In the medium term, the IMF said it expects the output gap - which is where economic growth spurs on inflation - to narrow, with growth slowing to the potential pace. That potential growth is also seen easing as falling net migration moderates the nation's labour supply.
"On the domestic side, the fiscal stimulus could be less expansionary if policy implementation were to be more gradual than expected, and the domestic housing market cooling could morph into a downturn, either because of external shocks or diminished expectations," the IMF said.
On the international front, the IMF said global financial conditions could be tighter and dairy prices could be lower. It noted that "risks to global trade and growth from rising protectionism have increased, and this could have negative spillovers to the New Zealand economy, including through the impact on China and Australia."
It also said that high household debt remains a risk to economic growth and financial stability.
The IMF was positive about the government's 2019 budget, saying it "strikes an appropriate balance between supporting policy priorities and maintaining prudent debt levels."
It also said addressing low productivity growth will be central from a well-being perspective.
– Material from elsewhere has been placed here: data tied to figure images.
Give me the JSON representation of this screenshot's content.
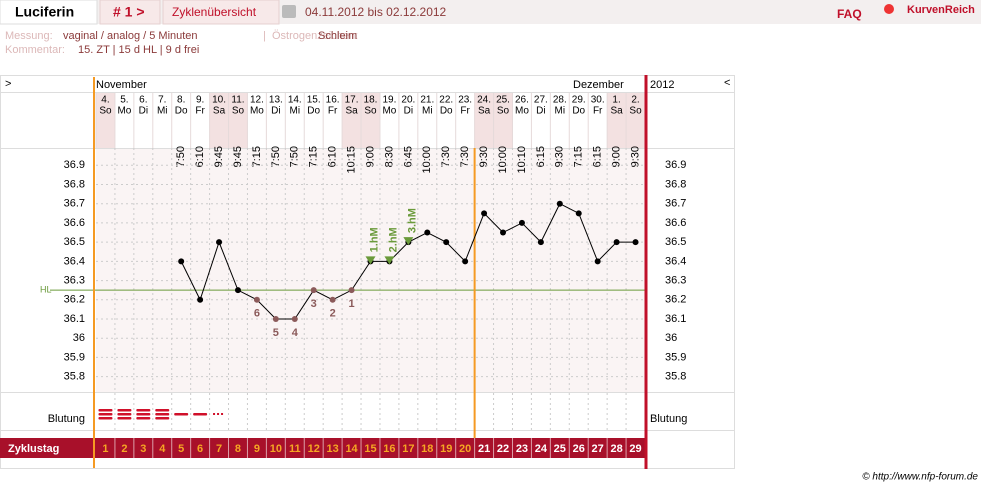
{
  "header": {
    "title": "Luciferin",
    "cycle_nav": "# 1 >",
    "overview": "Zyklenübersicht",
    "range": "04.11.2012 bis 02.12.2012",
    "faq": "FAQ",
    "brand": "KurvenReich"
  },
  "info": {
    "measure_label": "Messung:",
    "measure": "vaginal / analog / 5 Minuten",
    "separator": "|",
    "estrogen_label": "Östrogenzeichen:",
    "estrogen": "Schleim",
    "comment_label": "Kommentar:",
    "comment": "15. ZT | 15 d HL | 9 d frei"
  },
  "chart_data": {
    "type": "line",
    "nav_prev": ">",
    "nav_next": "<",
    "months": [
      "November",
      "Dezember"
    ],
    "year": "2012",
    "categories": [
      "4.",
      "5.",
      "6.",
      "7.",
      "8.",
      "9.",
      "10.",
      "11.",
      "12.",
      "13.",
      "14.",
      "15.",
      "16.",
      "17.",
      "18.",
      "19.",
      "20.",
      "21.",
      "22.",
      "23.",
      "24.",
      "25.",
      "26.",
      "27.",
      "28.",
      "29.",
      "30.",
      "1.",
      "2."
    ],
    "weekdays": [
      "So",
      "Mo",
      "Di",
      "Mi",
      "Do",
      "Fr",
      "Sa",
      "So",
      "Mo",
      "Di",
      "Mi",
      "Do",
      "Fr",
      "Sa",
      "So",
      "Mo",
      "Di",
      "Mi",
      "Do",
      "Fr",
      "Sa",
      "So",
      "Mo",
      "Di",
      "Mi",
      "Do",
      "Fr",
      "Sa",
      "So"
    ],
    "times": [
      null,
      null,
      null,
      null,
      "7:50",
      "6:10",
      "9:45",
      "9:45",
      "7:15",
      "7:50",
      "7:50",
      "7:15",
      "6:10",
      "10:15",
      "9:00",
      "8:30",
      "6:45",
      "10:00",
      "7:30",
      "7:30",
      "9:30",
      "10:00",
      "10:10",
      "6:15",
      "9:30",
      "7:15",
      "6:15",
      "9:00",
      "9:30"
    ],
    "values": [
      null,
      null,
      null,
      null,
      36.4,
      36.2,
      36.5,
      36.25,
      36.2,
      36.1,
      36.1,
      36.25,
      36.2,
      36.25,
      36.4,
      36.4,
      36.5,
      36.55,
      36.5,
      36.4,
      36.65,
      36.55,
      36.6,
      36.5,
      36.7,
      36.65,
      36.4,
      36.5,
      36.5
    ],
    "color": "#000000",
    "low_labels": [
      null,
      null,
      null,
      null,
      null,
      null,
      null,
      null,
      6,
      5,
      4,
      3,
      2,
      1,
      null,
      null,
      null,
      null,
      null,
      null,
      null,
      null,
      null,
      null,
      null,
      null,
      null,
      null,
      null
    ],
    "high_labels": [
      null,
      null,
      null,
      null,
      null,
      null,
      null,
      null,
      null,
      null,
      null,
      null,
      null,
      null,
      "1.hM",
      "2.hM",
      "3.hM",
      null,
      null,
      null,
      null,
      null,
      null,
      null,
      null,
      null,
      null,
      null,
      null
    ],
    "coverline": {
      "label": "HL",
      "value": 36.25,
      "color": "#6a9a3a"
    },
    "ylim": [
      35.72,
      36.99
    ],
    "yticks": [
      35.8,
      35.9,
      36,
      36.1,
      36.2,
      36.3,
      36.4,
      36.5,
      36.6,
      36.7,
      36.8,
      36.9
    ],
    "grid": true,
    "bleeding_label": "Blutung",
    "bleeding": [
      3,
      3,
      3,
      3,
      1,
      1,
      0.5,
      null,
      null,
      null,
      null,
      null,
      null,
      null,
      null,
      null,
      null,
      null,
      null,
      null,
      null,
      null,
      null,
      null,
      null,
      null,
      null,
      null,
      null
    ],
    "cycle_day_label": "Zyklustag",
    "cycle_days": [
      1,
      2,
      3,
      4,
      5,
      6,
      7,
      8,
      9,
      10,
      11,
      12,
      13,
      14,
      15,
      16,
      17,
      18,
      19,
      20,
      21,
      22,
      23,
      24,
      25,
      26,
      27,
      28,
      29
    ],
    "cycle_day_colors": [
      "#f5a623",
      "#f5a623",
      "#f5a623",
      "#f5a623",
      "#f5a623",
      "#f5a623",
      "#f5a623",
      "#f5a623",
      "#f5a623",
      "#f5a623",
      "#f5a623",
      "#f5a623",
      "#f5a623",
      "#f5a623",
      "#f5a623",
      "#f5a623",
      "#f5a623",
      "#f5a623",
      "#f5a623",
      "#f5a623",
      "#ffffff",
      "#ffffff",
      "#ffffff",
      "#ffffff",
      "#ffffff",
      "#ffffff",
      "#ffffff",
      "#ffffff",
      "#ffffff"
    ]
  },
  "footer": "© http://www.nfp-forum.de"
}
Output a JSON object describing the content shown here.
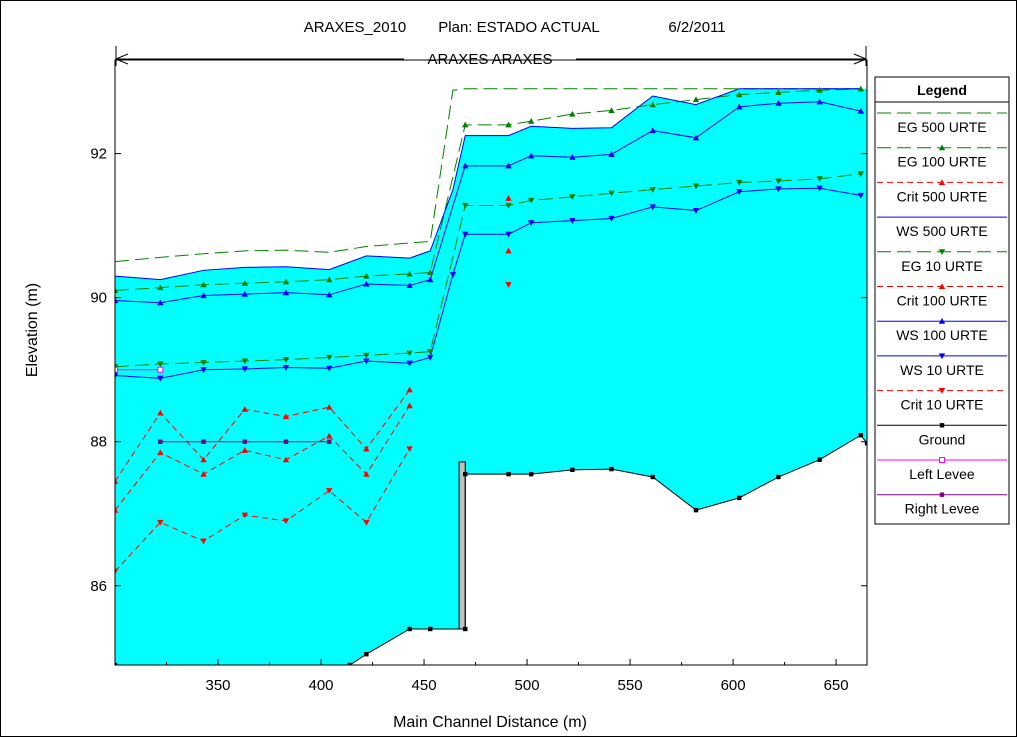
{
  "chart_data": {
    "type": "line",
    "header": {
      "project": "ARAXES_2010",
      "plan": "Plan: ESTADO ACTUAL",
      "date": "6/2/2011"
    },
    "reach_label": "ARAXES ARAXES",
    "xlabel": "Main Channel Distance (m)",
    "ylabel": "Elevation (m)",
    "xlim": [
      300,
      665
    ],
    "ylim": [
      84.9,
      93.3
    ],
    "x_ticks": [
      350,
      400,
      450,
      500,
      550,
      600,
      650
    ],
    "y_ticks": [
      86,
      88,
      90,
      92
    ],
    "grid": false,
    "legend_position": "right",
    "legend": {
      "title": "Legend",
      "entries": [
        "EG  500 URTE",
        "EG  100 URTE",
        "Crit  500 URTE",
        "WS  500 URTE",
        "EG  10 URTE",
        "Crit  100 URTE",
        "WS  100 URTE",
        "WS  10 URTE",
        "Crit  10 URTE",
        "Ground",
        "Left Levee",
        "Right Levee"
      ]
    },
    "series": [
      {
        "name": "EG  500 URTE",
        "color": "#008000",
        "dash": "long",
        "marker": "none",
        "x": [
          300,
          322,
          343,
          363,
          383,
          404,
          422,
          443,
          453,
          464,
          470,
          491,
          502,
          522,
          541,
          561,
          582,
          603,
          622,
          642,
          662
        ],
        "y": [
          90.5,
          90.56,
          90.61,
          90.65,
          90.66,
          90.63,
          90.71,
          90.76,
          90.78,
          92.88,
          92.9,
          92.9,
          92.9,
          92.9,
          92.9,
          92.9,
          92.9,
          92.9,
          92.9,
          92.9,
          92.9
        ]
      },
      {
        "name": "EG  100 URTE",
        "color": "#008000",
        "dash": "long",
        "marker": "tri-up",
        "x": [
          300,
          322,
          343,
          363,
          383,
          404,
          422,
          443,
          453,
          470,
          491,
          502,
          522,
          541,
          561,
          582,
          603,
          622,
          642,
          662
        ],
        "y": [
          90.1,
          90.14,
          90.18,
          90.2,
          90.22,
          90.25,
          90.3,
          90.33,
          90.35,
          92.4,
          92.4,
          92.45,
          92.55,
          92.6,
          92.68,
          92.75,
          92.82,
          92.85,
          92.88,
          92.9
        ]
      },
      {
        "name": "Crit  500 URTE",
        "color": "#ff0000",
        "dash": "short",
        "marker": "tri-up",
        "x": [
          300,
          322,
          343,
          363,
          383,
          404,
          422,
          443
        ],
        "y": [
          87.45,
          88.4,
          87.75,
          88.45,
          88.35,
          88.48,
          87.9,
          88.72
        ]
      },
      {
        "name": "WS  500 URTE",
        "color": "#0000ff",
        "dash": "solid",
        "marker": "none",
        "x": [
          300,
          322,
          343,
          363,
          383,
          404,
          422,
          443,
          453,
          464,
          470,
          491,
          502,
          522,
          541,
          561,
          582,
          603,
          622,
          642,
          662
        ],
        "y": [
          90.3,
          90.25,
          90.38,
          90.42,
          90.43,
          90.39,
          90.58,
          90.55,
          90.65,
          91.5,
          92.25,
          92.25,
          92.38,
          92.35,
          92.36,
          92.8,
          92.68,
          92.9,
          92.9,
          92.9,
          92.9
        ]
      },
      {
        "name": "EG  10 URTE",
        "color": "#008000",
        "dash": "long",
        "marker": "tri-down",
        "x": [
          300,
          322,
          343,
          363,
          383,
          404,
          422,
          443,
          453,
          470,
          491,
          502,
          522,
          541,
          561,
          582,
          603,
          622,
          642,
          662
        ],
        "y": [
          89.04,
          89.08,
          89.1,
          89.12,
          89.14,
          89.17,
          89.2,
          89.23,
          89.25,
          91.28,
          91.28,
          91.35,
          91.4,
          91.45,
          91.5,
          91.55,
          91.6,
          91.62,
          91.65,
          91.72
        ]
      },
      {
        "name": "Crit  100 URTE",
        "color": "#ff0000",
        "dash": "short",
        "marker": "tri-up",
        "x": [
          300,
          322,
          343,
          363,
          383,
          404,
          422,
          443
        ],
        "y": [
          87.05,
          87.85,
          87.55,
          87.88,
          87.75,
          88.08,
          87.55,
          88.5
        ]
      },
      {
        "name": "WS  100 URTE",
        "color": "#0000ff",
        "dash": "solid",
        "marker": "tri-up",
        "x": [
          300,
          322,
          343,
          363,
          383,
          404,
          422,
          443,
          453,
          470,
          491,
          502,
          522,
          541,
          561,
          582,
          603,
          622,
          642,
          662
        ],
        "y": [
          89.96,
          89.93,
          90.03,
          90.05,
          90.07,
          90.04,
          90.19,
          90.17,
          90.25,
          91.83,
          91.83,
          91.97,
          91.95,
          91.99,
          92.32,
          92.22,
          92.65,
          92.7,
          92.72,
          92.59
        ]
      },
      {
        "name": "WS  10 URTE",
        "color": "#0000ff",
        "dash": "solid",
        "marker": "tri-down",
        "x": [
          300,
          322,
          343,
          363,
          383,
          404,
          422,
          443,
          453,
          464,
          470,
          491,
          502,
          522,
          541,
          561,
          582,
          603,
          622,
          642,
          662
        ],
        "y": [
          88.92,
          88.88,
          89.0,
          89.01,
          89.03,
          89.02,
          89.12,
          89.09,
          89.17,
          90.32,
          90.88,
          90.88,
          91.04,
          91.07,
          91.1,
          91.26,
          91.21,
          91.47,
          91.51,
          91.52,
          91.42
        ]
      },
      {
        "name": "Crit  10 URTE",
        "color": "#ff0000",
        "dash": "short",
        "marker": "tri-down",
        "x": [
          300,
          322,
          343,
          363,
          383,
          404,
          422,
          443
        ],
        "y": [
          86.2,
          86.88,
          86.62,
          86.98,
          86.9,
          87.32,
          86.88,
          87.9
        ]
      },
      {
        "name": "Ground",
        "color": "#000000",
        "dash": "solid",
        "marker": "square",
        "x": [
          300,
          414,
          422,
          443,
          453,
          470,
          470,
          491,
          502,
          522,
          541,
          561,
          582,
          603,
          622,
          642,
          662,
          665
        ],
        "y": [
          84.9,
          84.9,
          85.05,
          85.4,
          85.4,
          85.4,
          87.55,
          87.55,
          87.55,
          87.61,
          87.62,
          87.51,
          87.05,
          87.22,
          87.51,
          87.75,
          88.09,
          87.98
        ]
      },
      {
        "name": "Left Levee",
        "color": "#ff00ff",
        "dash": "solid",
        "marker": "square-open",
        "x": [
          300,
          322
        ],
        "y": [
          89.0,
          89.0
        ]
      },
      {
        "name": "Right Levee",
        "color": "#800080",
        "dash": "solid",
        "marker": "square",
        "x": [
          322,
          343,
          363,
          383,
          404
        ],
        "y": [
          88.0,
          88.0,
          88.0,
          88.0,
          88.0
        ]
      }
    ],
    "isolated_points": [
      {
        "series": "Crit  500 URTE",
        "x": 491,
        "y": 91.38,
        "color": "#ff0000",
        "marker": "tri-up"
      },
      {
        "series": "Crit  100 URTE",
        "x": 491,
        "y": 90.65,
        "color": "#ff0000",
        "marker": "tri-up"
      },
      {
        "series": "Crit  10 URTE",
        "x": 491,
        "y": 90.18,
        "color": "#ff0000",
        "marker": "tri-down"
      }
    ],
    "fill_colors": {
      "water": "#00ffff",
      "wall": "#c0c0c0"
    }
  }
}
The IMF team welcomed the introduction of a new research and development tax credit regime, the creation of the New Zealand Infrastructure Commission, and the reform of the vocational education and training sector.
It also welcomed the government's commitment to achieving its emissions targets under the Paris Agreement and the intention to set up a framework for climate change policies.
The IMF said the introduction of a target band for net public debt beyond 2021 "will provide a transparent medium-term public debt anchor for budget decisions, while avoiding the drawbacks of a narrow, time-bound debt target."
According to the IMF, the range provides the flexibility to let automatic stabilisers operate over the cycle and accommodate productive spending when appropriate.
Regarding financial sector resilience, it came out in favour of the Reserve Bank's proposal to increase bank capital adequacy requirements, saying it "would provide for a welcome increase in the resilience of the banking system."